Our Industry’s Most Wicked Problem: Fundraising for a Living Wage

Connecting the admiration often attributed to nonprofit leaders with the compensation they deserve for their valuable work is a frequent struggle in our industry. When faced with the additional challenge of lower salaries and fewer benefits than the for-profit sector, it’s not surprising that we face high turnover and burnout rates. In an industry focused on the care and concern of our clients, it’s time to start showing equal compassion to our staff.

Within our field, we haven’t done a very good job of taking care of our own people doing the work. In the field of youth work and social services, in particular, people in the field eventually mirror the population they serve. A 2022 survey revealed challenges for nonprofit workers, finding that 64% of employees rated their financial wellness as fair, poor, or very poor.

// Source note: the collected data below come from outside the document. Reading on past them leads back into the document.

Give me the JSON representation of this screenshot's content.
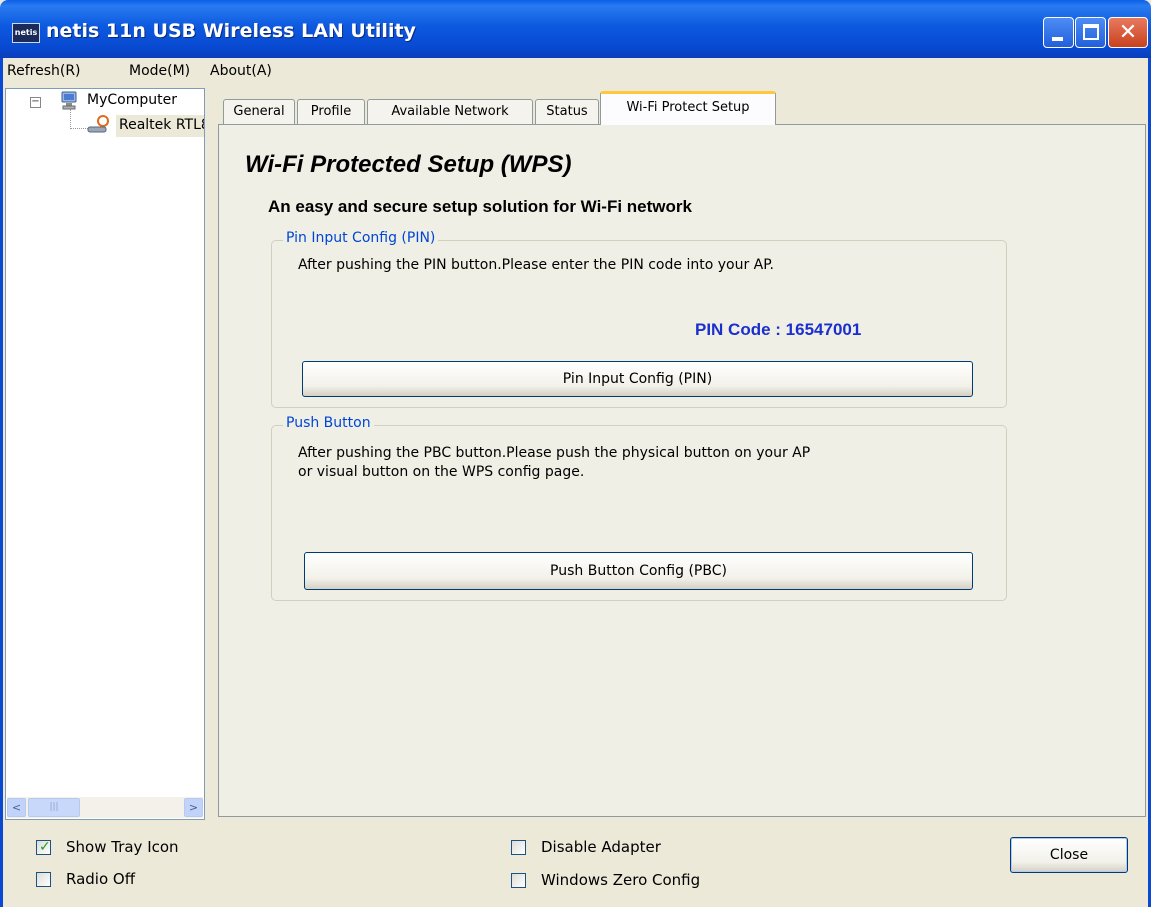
{
  "window": {
    "title": "netis 11n USB Wireless LAN Utility",
    "app_icon_text": "netis",
    "close_glyph": "✕"
  },
  "menu": {
    "items": [
      "Refresh(R)",
      "Mode(M)",
      "About(A)"
    ]
  },
  "tree": {
    "root_label": "MyComputer",
    "child_label": "Realtek RTL8",
    "toggle": "−",
    "scroll_left": "<",
    "scroll_right": ">",
    "scroll_thumb": "|||"
  },
  "tabs": [
    "General",
    "Profile",
    "Available Network",
    "Status",
    "Wi-Fi Protect Setup"
  ],
  "wps": {
    "title": "Wi-Fi Protected Setup (WPS)",
    "subtitle": "An easy and secure setup solution for Wi-Fi network",
    "pin_group": {
      "legend": "Pin Input Config (PIN)",
      "desc": "After pushing the PIN button.Please enter the PIN code into your AP.",
      "pin_code": "PIN Code :  16547001",
      "button": "Pin Input Config (PIN)"
    },
    "pbc_group": {
      "legend": "Push Button",
      "desc_line1": "After pushing the PBC button.Please push the physical button on your AP",
      "desc_line2": "or visual button on the WPS config page.",
      "button": "Push Button Config (PBC)"
    }
  },
  "bottom": {
    "show_tray_icon": {
      "label": "Show Tray Icon",
      "checked": true
    },
    "radio_off": {
      "label": "Radio Off",
      "checked": false
    },
    "disable_adapter": {
      "label": "Disable Adapter",
      "checked": false
    },
    "windows_zero_config": {
      "label": "Windows Zero Config",
      "checked": false
    },
    "close_button": "Close",
    "check_glyph": "✓"
  },
  "colors": {
    "titlebar": "#0C59E0",
    "pin_code": "#1B2FCF",
    "group_legend": "#0046D5",
    "active_tab_accent": "#FFC83C"
  }
}
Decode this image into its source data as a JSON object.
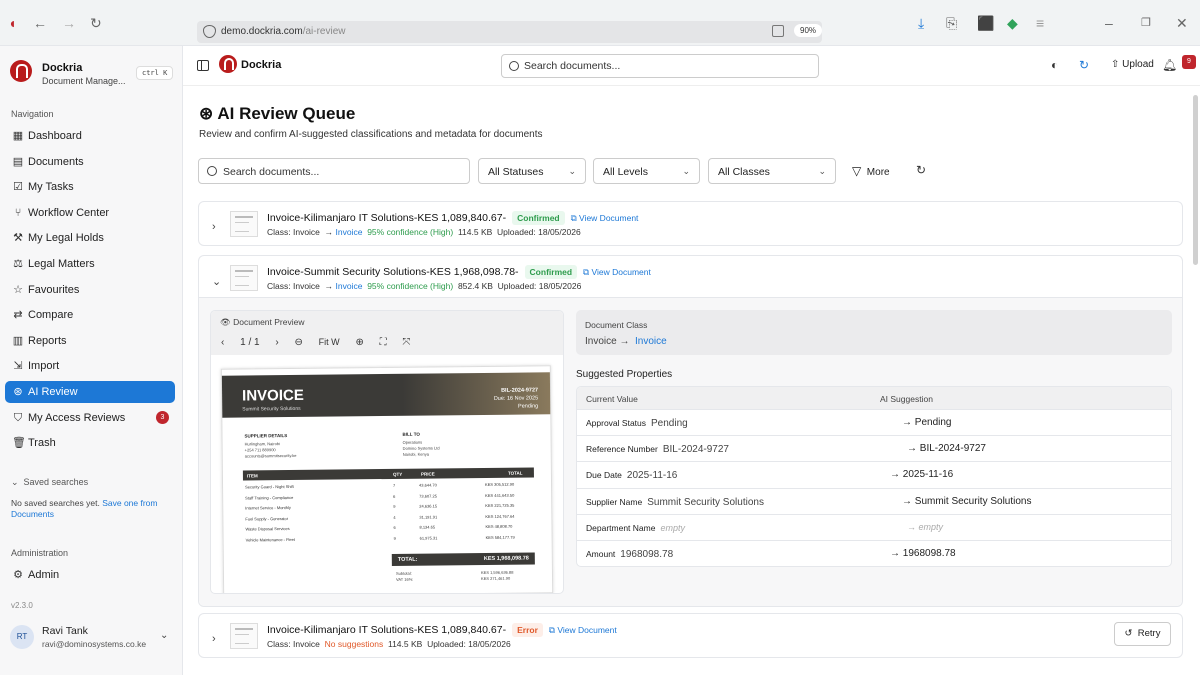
{
  "browser": {
    "url_host": "demo.dockria.com",
    "url_path": "/ai-review",
    "zoom": "90%"
  },
  "sidebar": {
    "brand_name": "Dockria",
    "brand_sub": "Document Manage...",
    "shortcut": "ctrl K",
    "nav_heading": "Navigation",
    "items": [
      {
        "label": "Dashboard",
        "icon": "dashboard-icon"
      },
      {
        "label": "Documents",
        "icon": "document-icon"
      },
      {
        "label": "My Tasks",
        "icon": "tasks-icon"
      },
      {
        "label": "Workflow Center",
        "icon": "workflow-icon"
      },
      {
        "label": "My Legal Holds",
        "icon": "gavel-icon"
      },
      {
        "label": "Legal Matters",
        "icon": "scales-icon"
      },
      {
        "label": "Favourites",
        "icon": "star-icon"
      },
      {
        "label": "Compare",
        "icon": "compare-icon"
      },
      {
        "label": "Reports",
        "icon": "chart-icon"
      },
      {
        "label": "Import",
        "icon": "import-icon"
      },
      {
        "label": "AI Review",
        "icon": "brain-icon",
        "active": true
      },
      {
        "label": "My Access Reviews",
        "icon": "shield-check-icon",
        "count": "3"
      },
      {
        "label": "Trash",
        "icon": "trash-icon"
      }
    ],
    "saved_heading": "Saved searches",
    "saved_empty": "No saved searches yet.",
    "saved_link": "Save one from Documents",
    "admin_heading": "Administration",
    "admin_label": "Admin",
    "version": "v2.3.0",
    "user": {
      "initials": "RT",
      "name": "Ravi Tank",
      "email": "ravi@dominosystems.co.ke"
    }
  },
  "topbar": {
    "brand": "Dockria",
    "search_placeholder": "Search documents...",
    "upload_label": "Upload",
    "notif_count": "9"
  },
  "page": {
    "title": "AI Review Queue",
    "subtitle": "Review and confirm AI-suggested classifications and metadata for documents",
    "search_placeholder": "Search documents...",
    "filters": {
      "status": "All Statuses",
      "level": "All Levels",
      "class": "All Classes",
      "more": "More"
    }
  },
  "documents": [
    {
      "title": "Invoice-Kilimanjaro IT Solutions-KES 1,089,840.67-",
      "status": "Confirmed",
      "view": "View Document",
      "class_label": "Class: Invoice",
      "arrow": "→",
      "suggested": "Invoice",
      "confidence": "95% confidence (High)",
      "size": "114.5 KB",
      "uploaded": "Uploaded: 18/05/2026"
    },
    {
      "title": "Invoice-Summit Security Solutions-KES 1,968,098.78-",
      "status": "Confirmed",
      "view": "View Document",
      "class_label": "Class: Invoice",
      "arrow": "→",
      "suggested": "Invoice",
      "confidence": "95% confidence (High)",
      "size": "852.4 KB",
      "uploaded": "Uploaded: 18/05/2026"
    },
    {
      "title": "Invoice-Kilimanjaro IT Solutions-KES 1,089,840.67-",
      "status": "Error",
      "view": "View Document",
      "class_label": "Class: Invoice",
      "no_suggestions": "No suggestions",
      "size": "114.5 KB",
      "uploaded": "Uploaded: 18/05/2026",
      "retry": "Retry"
    }
  ],
  "preview": {
    "label": "Document Preview",
    "page": "1 / 1",
    "fit": "Fit W",
    "invoice": {
      "title": "INVOICE",
      "company": "Summit Security Solutions",
      "number": "BIL-2024-9727",
      "due": "Due: 16 Nov 2025",
      "status": "Pending",
      "supplier_label": "SUPPLIER DETAILS",
      "supplier_lines": "Hurlingham, Nairobi\n+254 711 889900\naccounts@summitsecurity.ke",
      "billto_label": "BILL TO",
      "billto_lines": "Operations\nDomino Systems Ltd\nNairobi, Kenya",
      "col_item": "ITEM",
      "col_qty": "QTY",
      "col_price": "PRICE",
      "col_total": "TOTAL",
      "rows": [
        {
          "item": "Security Guard - Night Shift",
          "qty": "7",
          "price": "43,644.70",
          "total": "KES 305,512.90"
        },
        {
          "item": "Staff Training - Compliance",
          "qty": "6",
          "price": "73,607.25",
          "total": "KES 441,643.50"
        },
        {
          "item": "Internet Service - Monthly",
          "qty": "9",
          "price": "24,636.15",
          "total": "KES 221,725.35"
        },
        {
          "item": "Fuel Supply - Generator",
          "qty": "4",
          "price": "31,191.91",
          "total": "KES 124,767.64"
        },
        {
          "item": "Waste Disposal Services",
          "qty": "6",
          "price": "8,134.65",
          "total": "KES 48,808.70"
        },
        {
          "item": "Vehicle Maintenance - Fleet",
          "qty": "9",
          "price": "61,975.31",
          "total": "KES 584,177.79"
        }
      ],
      "total_label": "TOTAL:",
      "total_value": "KES 1,968,098.78",
      "subtotal_label": "Subtotal:",
      "subtotal_value": "KES 1,596,636.88",
      "vat_label": "VAT 16%:",
      "vat_value": "KES 271,461.90"
    }
  },
  "classification": {
    "label": "Document Class",
    "current": "Invoice",
    "arrow": "→",
    "suggested": "Invoice"
  },
  "properties": {
    "heading": "Suggested Properties",
    "col_current": "Current Value",
    "col_ai": "AI Suggestion",
    "rows": [
      {
        "name": "Approval Status",
        "current": "Pending",
        "suggestion": "→ Pending"
      },
      {
        "name": "Reference Number",
        "current": "BIL-2024-9727",
        "suggestion": "→ BIL-2024-9727"
      },
      {
        "name": "Due Date",
        "current": "2025-11-16",
        "suggestion": "→ 2025-11-16"
      },
      {
        "name": "Supplier Name",
        "current": "Summit Security Solutions",
        "suggestion": "→ Summit Security Solutions"
      },
      {
        "name": "Department Name",
        "current": "empty",
        "suggestion": "→ empty"
      },
      {
        "name": "Amount",
        "current": "1968098.78",
        "suggestion": "→ 1968098.78"
      }
    ]
  }
}
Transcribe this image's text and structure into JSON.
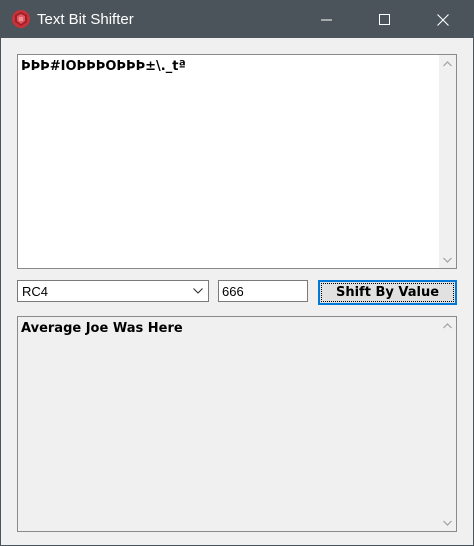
{
  "window": {
    "title": "Text Bit Shifter",
    "icon": "app-logo-icon",
    "controls": {
      "minimize": "minimize-icon",
      "maximize": "maximize-icon",
      "close": "close-icon"
    }
  },
  "input_text": "ÞÞÞ#ÌOÞÞÞOÞÞÞ±\\._tª",
  "algorithm": {
    "selected": "RC4",
    "icon": "chevron-down-icon"
  },
  "shift_value": "666",
  "shift_button": {
    "label": "Shift By Value"
  },
  "output_text": "Average Joe Was Here",
  "colors": {
    "titlebar": "#4b545b",
    "client_bg": "#f0f0f0",
    "focus_border": "#0078d7",
    "input_bg": "#ffffff",
    "readonly_bg": "#f0f0f0"
  }
}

In other words, your agency’s mission may be to bring others out of poverty at the expense of your staff descending into poverty. You may be working to make healthcare more accessible and not be able to provide your staff with benefits or insurance. Your organization may be providing affordable child care to clients, requiring the staff to work hours when childcare is not available, all while paying them a wage where they, themselves, cannot afford childcare. Does this sound familiar? If so, and you are looking for ways to combat this in your own organization, this session is for you.

Key Takeaways:

  • Learn what is considered a living wage.
  • Identify what is stopping your agency from paying a living wage.
  • Come away with strategies to strategically plan and fundraise for a living wage for all employees.